Plant these late
- Maple (Acer spp.)*
- Horse chestnut (Aesculus spp.)
- Lady's mantle (Alchemilla spp.)
- Astilbe (Astilbe spp.)
- Bergenia (Bergenia spp.)
- Catalpa (Catalpa spp.)
- Hawthorn (Crataegus spp.)
- Pinks (Dianthus spp.)
- Ash (Fraxinus spp.)
- Daylily (Hemerocallis spp.)
- Hosta (Hosta spp.)
- Daisy (Leucanthemum spp.)
- Lily (Lilium cvs.)
- Crabapple (Malus spp.)
- Peony (Paeonia lactiflora and others)
- Oriental poppy (Papaver orientale cvs.)

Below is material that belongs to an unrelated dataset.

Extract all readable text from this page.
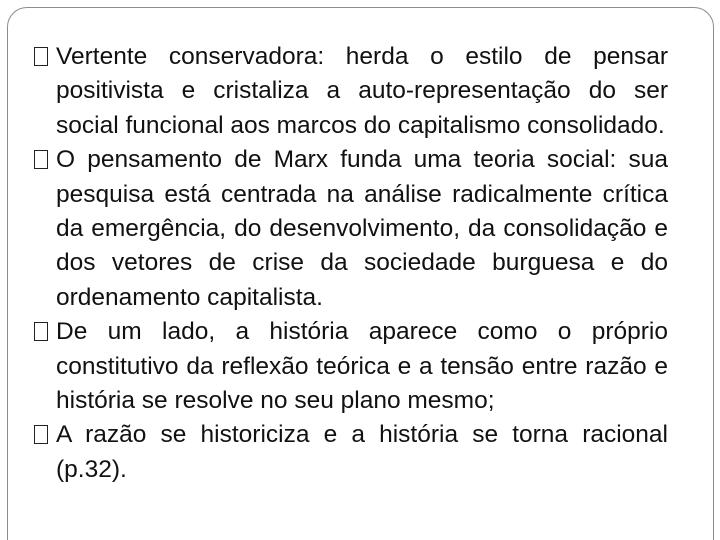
Vertente conservadora: herda o estilo de pensar positivista e cristaliza a auto-representação do ser social funcional aos marcos do capitalismo consolidado.
O pensamento de Marx funda uma teoria social: sua pesquisa está centrada na análise radicalmente crítica da emergência, do desenvolvimento, da consolidação e dos vetores de crise da sociedade burguesa e do ordenamento capitalista.
De um lado, a história aparece como o próprio constitutivo da reflexão teórica e a tensão entre razão e história se resolve no seu plano mesmo;
A razão se historiciza e a história se torna racional (p.32).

- Cork tree (Phellodendron spp.)
- Phlox (Phlox spp.)
- Ninebark (Physocarpus spp.)
- Spruce (Picea spp.)**
- Pine (Pinus spp.)**
- Hens and chicks (Sempervivum spp.)
- Linden (Tilia spp.)
- Elm (Ulmus spp.)
- Viburnum (Viburnum spp.)
*In many parts of Canada, Japanese maples (Acer palmatum hybrids) are borderline hardy; if so, plant in spring.

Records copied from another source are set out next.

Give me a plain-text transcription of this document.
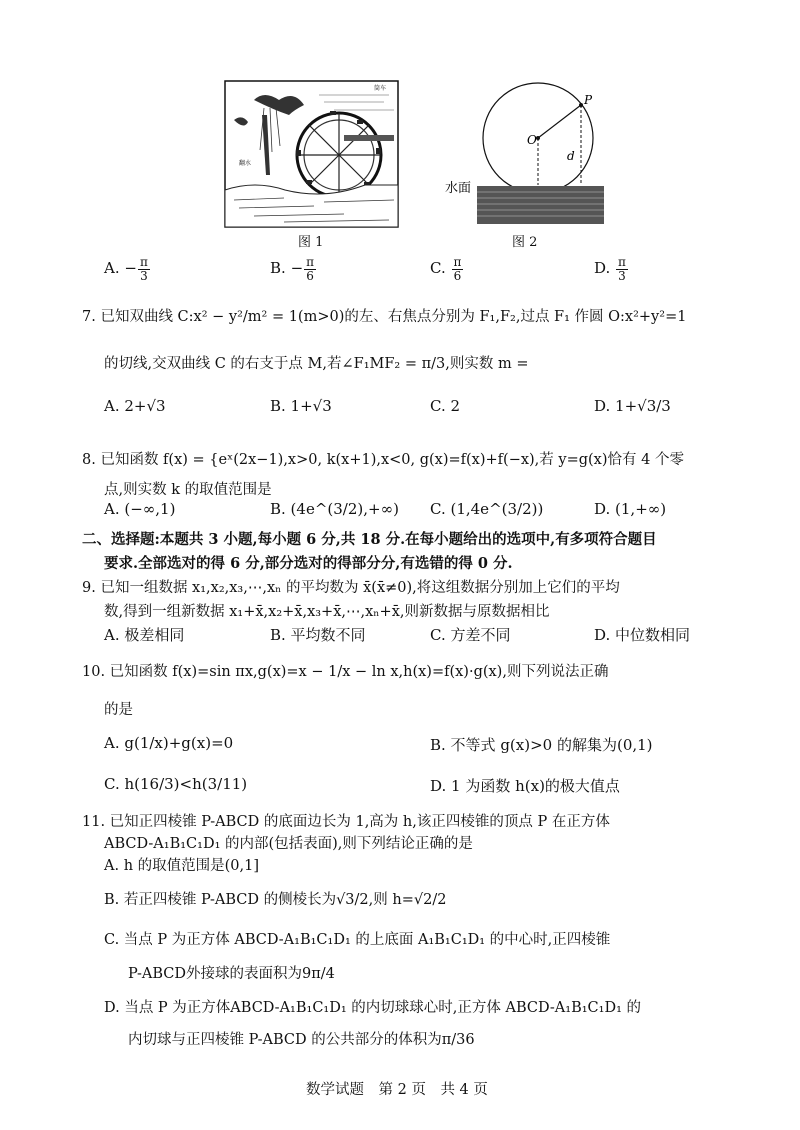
翻水
筒车
图 1
O
P
d
水面
图 2
A. − $\frac{\pi}{3}$	B. − $\frac{\pi}{6}$	C. $\frac{\pi}{6}$	D. $\frac{\pi}{3}$
7. 已知双曲线 C:x² − y²/m² = 1(m>0)的左、右焦点分别为 F₁,F₂,过点 F₁ 作圆 O:x²+y²=1
的切线,交双曲线 C 的右支于点 M,若∠F₁MF₂ = π/3,则实数 m =
A. 2+√3	B. 1+√3	C. 2	D. 1+√3/3
8. 已知函数 f(x) = {eˣ(2x−1),x>0, k(x+1),x<0, g(x)=f(x)+f(−x),若 y=g(x)恰有 4 个零
点,则实数 k 的取值范围是
A. (−∞,1)	B. (4e^(3/2),+∞) C. (1,4e^(3/2))	D. (1,+∞)
二、选择题:本题共 3 小题,每小题 6 分,共 18 分.在每小题给出的选项中,有多项符合题目
要求.全部选对的得 6 分,部分选对的得部分分,有选错的得 0 分.
9. 已知一组数据 x₁,x₂,x₃,⋯,xₙ 的平均数为 x̄(x̄≠0),将这组数据分别加上它们的平均
数,得到一组新数据 x₁+x̄,x₂+x̄,x₃+x̄,⋯,xₙ+x̄,则新数据与原数据相比
A. 极差相同	B. 平均数不同	C. 方差不同	D. 中位数相同
10. 已知函数 f(x)=sin πx,g(x)=x − 1/x − ln x,h(x)=f(x)·g(x),则下列说法正确
的是
A. g(1/x)+g(x)=0	B. 不等式 g(x)>0 的解集为(0,1)
C. h(16/3)<h(3/11)	D. 1 为函数 h(x)的极大值点
11. 已知正四棱锥 P-ABCD 的底面边长为 1,高为 h,该正四棱锥的顶点 P 在正方体
ABCD-A₁B₁C₁D₁ 的内部(包括表面),则下列结论正确的是
A. h 的取值范围是(0,1]
B. 若正四棱锥 P-ABCD 的侧棱长为√3/2,则 h=√2/2
C. 当点 P 为正方体 ABCD-A₁B₁C₁D₁ 的上底面 A₁B₁C₁D₁ 的中心时,正四棱锥
P-ABCD外接球的表面积为9π/4
D. 当点 P 为正方体ABCD-A₁B₁C₁D₁ 的内切球球心时,正方体 ABCD-A₁B₁C₁D₁ 的
内切球与正四棱锥 P-ABCD 的公共部分的体积为π/36
数学试题　第 2 页　共 4 页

**Plant up to late September; mulch well.
Three fall planting secrets
- Dig a hole as deep as the plant's root ball and about three times as wide, amend the soil if necessary, add a pinch or so of mycorrhizal fungi for better root growth, then nestle in the plant, gently teasing out and separating some of its outer roots.
- Fill in with soil; tamp lightly and water well. Add a seven- to 10-centimetre layer of mulch, such as compost, shredded leaves or decomposed leaf mould, keeping mulch 15 centimetres away from the stem of woody plants and five centimetres away from the stem of herbaceous plants. This will help the soil stay warm, which provides a longer growing season for plant roots and prevents frost heave in winter.
- Water as necessary until the ground freezes—your goal is to keep the soil evenly moist, but not soggy, until the very end of the growing season.